CAE also noted that many of the recently furloughed pilots have found work in other industries as airlines scale back routes amid plunging demand for air travel (which seems unlikely to recover as long as the coronavirus remains a factor). “On the other hand, data indicates that the industry will face significant challenges in the upcoming years to meet the demand for pilots,” wrote Nick Leontidis, CAE group president of civil aviation training solutions, in the online presentation of the firm’s forecast.
“That may be, but only if the world of cockpit technology stands still for the next two decades, which would seem highly unlikely,” Foley wrote, specifically in reference to Boeing’s prediction, though Boeing and CAE expect similar future demand for pilots.

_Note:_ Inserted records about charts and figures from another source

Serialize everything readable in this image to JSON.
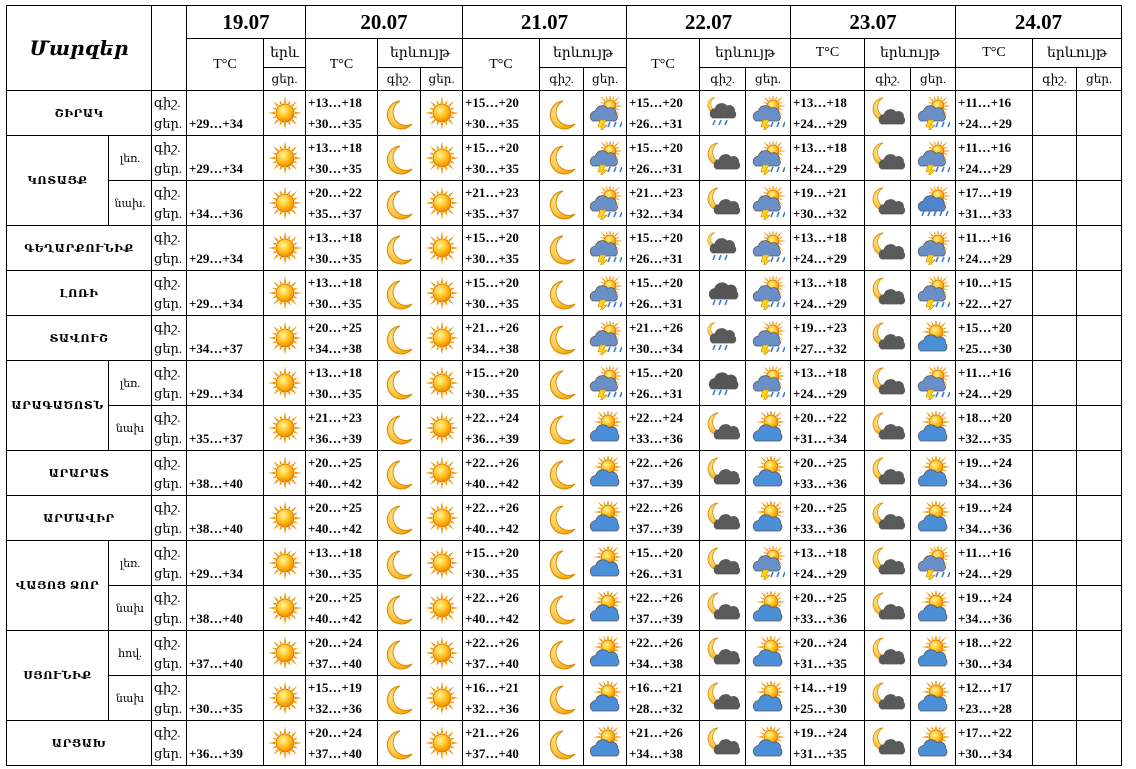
{
  "header": {
    "title": "Մարզեր",
    "temp_label": "T°C",
    "phen_label": "երևույթ",
    "phen_label_short": "երև",
    "night": "գիշ.",
    "day": "ցեր.",
    "dates": [
      "19.07",
      "20.07",
      "21.07",
      "22.07",
      "23.07",
      "24.07"
    ]
  },
  "rows": [
    {
      "region": "ՇԻՐԱԿ",
      "sub": "",
      "temps": {
        "d19": "+29…+34",
        "d20": [
          "+13…+18",
          "+30…+35"
        ],
        "d21": [
          "+15…+20",
          "+30…+35"
        ],
        "d22": [
          "+15…+20",
          "+26…+31"
        ],
        "d23": [
          "+13…+18",
          "+24…+29"
        ],
        "d24": [
          "+11…+16",
          "+24…+29"
        ]
      },
      "icons": [
        "sun",
        "moon",
        "sun",
        "moon",
        "storm",
        "cloud-moon-rain",
        "storm",
        "moon-cloud",
        "storm"
      ]
    },
    {
      "region": "ԿՈՏԱՅՔ",
      "sub": "լեռ.",
      "temps": {
        "d19": "+29…+34",
        "d20": [
          "+13…+18",
          "+30…+35"
        ],
        "d21": [
          "+15…+20",
          "+30…+35"
        ],
        "d22": [
          "+15…+20",
          "+26…+31"
        ],
        "d23": [
          "+13…+18",
          "+24…+29"
        ],
        "d24": [
          "+11…+16",
          "+24…+29"
        ]
      },
      "icons": [
        "sun",
        "moon",
        "sun",
        "moon",
        "storm",
        "moon-cloud",
        "storm",
        "moon-cloud",
        "storm"
      ]
    },
    {
      "region": "",
      "sub": "նախ.",
      "temps": {
        "d19": "+34…+36",
        "d20": [
          "+20…+22",
          "+35…+37"
        ],
        "d21": [
          "+21…+23",
          "+35…+37"
        ],
        "d22": [
          "+21…+23",
          "+32…+34"
        ],
        "d23": [
          "+19…+21",
          "+30…+32"
        ],
        "d24": [
          "+17…+19",
          "+31…+33"
        ]
      },
      "icons": [
        "sun",
        "moon",
        "sun",
        "moon",
        "storm",
        "moon-cloud",
        "storm",
        "moon-cloud",
        "rain"
      ]
    },
    {
      "region": "ԳԵՂԱՐՔՈՒՆԻՔ",
      "sub": "",
      "temps": {
        "d19": "+29…+34",
        "d20": [
          "+13…+18",
          "+30…+35"
        ],
        "d21": [
          "+15…+20",
          "+30…+35"
        ],
        "d22": [
          "+15…+20",
          "+26…+31"
        ],
        "d23": [
          "+13…+18",
          "+24…+29"
        ],
        "d24": [
          "+11…+16",
          "+24…+29"
        ]
      },
      "icons": [
        "sun",
        "moon",
        "sun",
        "moon",
        "storm",
        "cloud-moon-rain",
        "storm",
        "moon-cloud",
        "storm"
      ]
    },
    {
      "region": "ԼՈՌԻ",
      "sub": "",
      "temps": {
        "d19": "+29…+34",
        "d20": [
          "+13…+18",
          "+30…+35"
        ],
        "d21": [
          "+15…+20",
          "+30…+35"
        ],
        "d22": [
          "+15…+20",
          "+26…+31"
        ],
        "d23": [
          "+13…+18",
          "+24…+29"
        ],
        "d24": [
          "+10…+15",
          "+22…+27"
        ]
      },
      "icons": [
        "sun",
        "moon",
        "sun",
        "moon",
        "storm",
        "cloud-rain",
        "storm",
        "moon-cloud",
        "storm"
      ]
    },
    {
      "region": "ՏԱՎՈՒՇ",
      "sub": "",
      "temps": {
        "d19": "+34…+37",
        "d20": [
          "+20…+25",
          "+34…+38"
        ],
        "d21": [
          "+21…+26",
          "+34…+38"
        ],
        "d22": [
          "+21…+26",
          "+30…+34"
        ],
        "d23": [
          "+19…+23",
          "+27…+32"
        ],
        "d24": [
          "+15…+20",
          "+25…+30"
        ]
      },
      "icons": [
        "sun",
        "moon",
        "sun",
        "moon",
        "storm",
        "cloud-moon-rain",
        "storm",
        "moon-cloud",
        "sun-cloud"
      ]
    },
    {
      "region": "ԱՐԱԳԱԾՈՏՆ",
      "sub": "լեռ.",
      "temps": {
        "d19": "+29…+34",
        "d20": [
          "+13…+18",
          "+30…+35"
        ],
        "d21": [
          "+15…+20",
          "+30…+35"
        ],
        "d22": [
          "+15…+20",
          "+26…+31"
        ],
        "d23": [
          "+13…+18",
          "+24…+29"
        ],
        "d24": [
          "+11…+16",
          "+24…+29"
        ]
      },
      "icons": [
        "sun",
        "moon",
        "sun",
        "moon",
        "storm",
        "cloud-rain",
        "storm",
        "moon-cloud",
        "storm"
      ]
    },
    {
      "region": "",
      "sub": "նախ",
      "temps": {
        "d19": "+35…+37",
        "d20": [
          "+21…+23",
          "+36…+39"
        ],
        "d21": [
          "+22…+24",
          "+36…+39"
        ],
        "d22": [
          "+22…+24",
          "+33…+36"
        ],
        "d23": [
          "+20…+22",
          "+31…+34"
        ],
        "d24": [
          "+18…+20",
          "+32…+35"
        ]
      },
      "icons": [
        "sun",
        "moon",
        "sun",
        "moon",
        "sun-cloud",
        "moon-cloud",
        "sun-cloud",
        "moon-cloud",
        "sun-cloud"
      ]
    },
    {
      "region": "ԱՐԱՐԱՏ",
      "sub": "",
      "temps": {
        "d19": "+38…+40",
        "d20": [
          "+20…+25",
          "+40…+42"
        ],
        "d21": [
          "+22…+26",
          "+40…+42"
        ],
        "d22": [
          "+22…+26",
          "+37…+39"
        ],
        "d23": [
          "+20…+25",
          "+33…+36"
        ],
        "d24": [
          "+19…+24",
          "+34…+36"
        ]
      },
      "icons": [
        "sun",
        "moon",
        "sun",
        "moon",
        "sun-cloud",
        "moon-cloud",
        "sun-cloud",
        "moon-cloud",
        "sun-cloud"
      ]
    },
    {
      "region": "ԱՐՄԱՎԻՐ",
      "sub": "",
      "temps": {
        "d19": "+38…+40",
        "d20": [
          "+20…+25",
          "+40…+42"
        ],
        "d21": [
          "+22…+26",
          "+40…+42"
        ],
        "d22": [
          "+22…+26",
          "+37…+39"
        ],
        "d23": [
          "+20…+25",
          "+33…+36"
        ],
        "d24": [
          "+19…+24",
          "+34…+36"
        ]
      },
      "icons": [
        "sun",
        "moon",
        "sun",
        "moon",
        "sun-cloud",
        "moon-cloud",
        "sun-cloud",
        "moon-cloud",
        "sun-cloud"
      ]
    },
    {
      "region": "ՎԱՅՈՑ ՁՈՐ",
      "sub": "լեռ.",
      "temps": {
        "d19": "+29…+34",
        "d20": [
          "+13…+18",
          "+30…+35"
        ],
        "d21": [
          "+15…+20",
          "+30…+35"
        ],
        "d22": [
          "+15…+20",
          "+26…+31"
        ],
        "d23": [
          "+13…+18",
          "+24…+29"
        ],
        "d24": [
          "+11…+16",
          "+24…+29"
        ]
      },
      "icons": [
        "sun",
        "moon",
        "sun",
        "moon",
        "sun-cloud",
        "moon-cloud",
        "storm",
        "moon-cloud",
        "storm"
      ]
    },
    {
      "region": "",
      "sub": "նախ",
      "temps": {
        "d19": "+38…+40",
        "d20": [
          "+20…+25",
          "+40…+42"
        ],
        "d21": [
          "+22…+26",
          "+40…+42"
        ],
        "d22": [
          "+22…+26",
          "+37…+39"
        ],
        "d23": [
          "+20…+25",
          "+33…+36"
        ],
        "d24": [
          "+19…+24",
          "+34…+36"
        ]
      },
      "icons": [
        "sun",
        "moon",
        "sun",
        "moon",
        "sun-cloud",
        "moon-cloud",
        "sun-cloud",
        "moon-cloud",
        "sun-cloud"
      ]
    },
    {
      "region": "ՍՅՈՒՆԻՔ",
      "sub": "հով.",
      "temps": {
        "d19": "+37…+40",
        "d20": [
          "+20…+24",
          "+37…+40"
        ],
        "d21": [
          "+22…+26",
          "+37…+40"
        ],
        "d22": [
          "+22…+26",
          "+34…+38"
        ],
        "d23": [
          "+20…+24",
          "+31…+35"
        ],
        "d24": [
          "+18…+22",
          "+30…+34"
        ]
      },
      "icons": [
        "sun",
        "moon",
        "sun",
        "moon",
        "sun-cloud",
        "moon-cloud",
        "sun-cloud",
        "moon-cloud",
        "sun-cloud"
      ]
    },
    {
      "region": "",
      "sub": "նախ",
      "temps": {
        "d19": "+30…+35",
        "d20": [
          "+15…+19",
          "+32…+36"
        ],
        "d21": [
          "+16…+21",
          "+32…+36"
        ],
        "d22": [
          "+16…+21",
          "+28…+32"
        ],
        "d23": [
          "+14…+19",
          "+25…+30"
        ],
        "d24": [
          "+12…+17",
          "+23…+28"
        ]
      },
      "icons": [
        "sun",
        "moon",
        "sun",
        "moon",
        "sun-cloud",
        "moon-cloud",
        "sun-cloud",
        "moon-cloud",
        "sun-cloud"
      ]
    },
    {
      "region": "ԱՐՑԱԽ",
      "sub": "",
      "temps": {
        "d19": "+36…+39",
        "d20": [
          "+20…+24",
          "+37…+40"
        ],
        "d21": [
          "+21…+26",
          "+37…+40"
        ],
        "d22": [
          "+21…+26",
          "+34…+38"
        ],
        "d23": [
          "+19…+24",
          "+31…+35"
        ],
        "d24": [
          "+17…+22",
          "+30…+34"
        ]
      },
      "icons": [
        "sun",
        "moon",
        "sun",
        "moon",
        "sun-cloud",
        "moon-cloud",
        "sun-cloud",
        "moon-cloud",
        "sun-cloud"
      ]
    }
  ]
}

Foley noted that automation has already arrived, to a degree. Garmin’s Autoland system, unveiled in 2019, can fly a GA aircraft to the nearest suitable runway and land if the human pilot becomes incapacitated—a passenger just has to press one button. Military aircraft have flown without a human aboard for several years, with drones high overhead and helicopters hugging the earth to deliver cargo drops in Afghanistan and elsewhere. Autonomous tech startup Xwing has secured FAA Part 135 air carrier certification for unmanned deliveries in a converted Cessna Grand Caravan, and hopes to begin autonomous cargo delivery operations in 2022, supervised by humans on the ground, to start.
Urban air mobility could drive further progress in automation, or, at least, demand for progress. Some firms vying for a slice of the future air taxi service pie are aiming for autonomy sooner than later, though others envision human pilots will be needed, at least for a few years, to achieve regulatory approval and public confidence.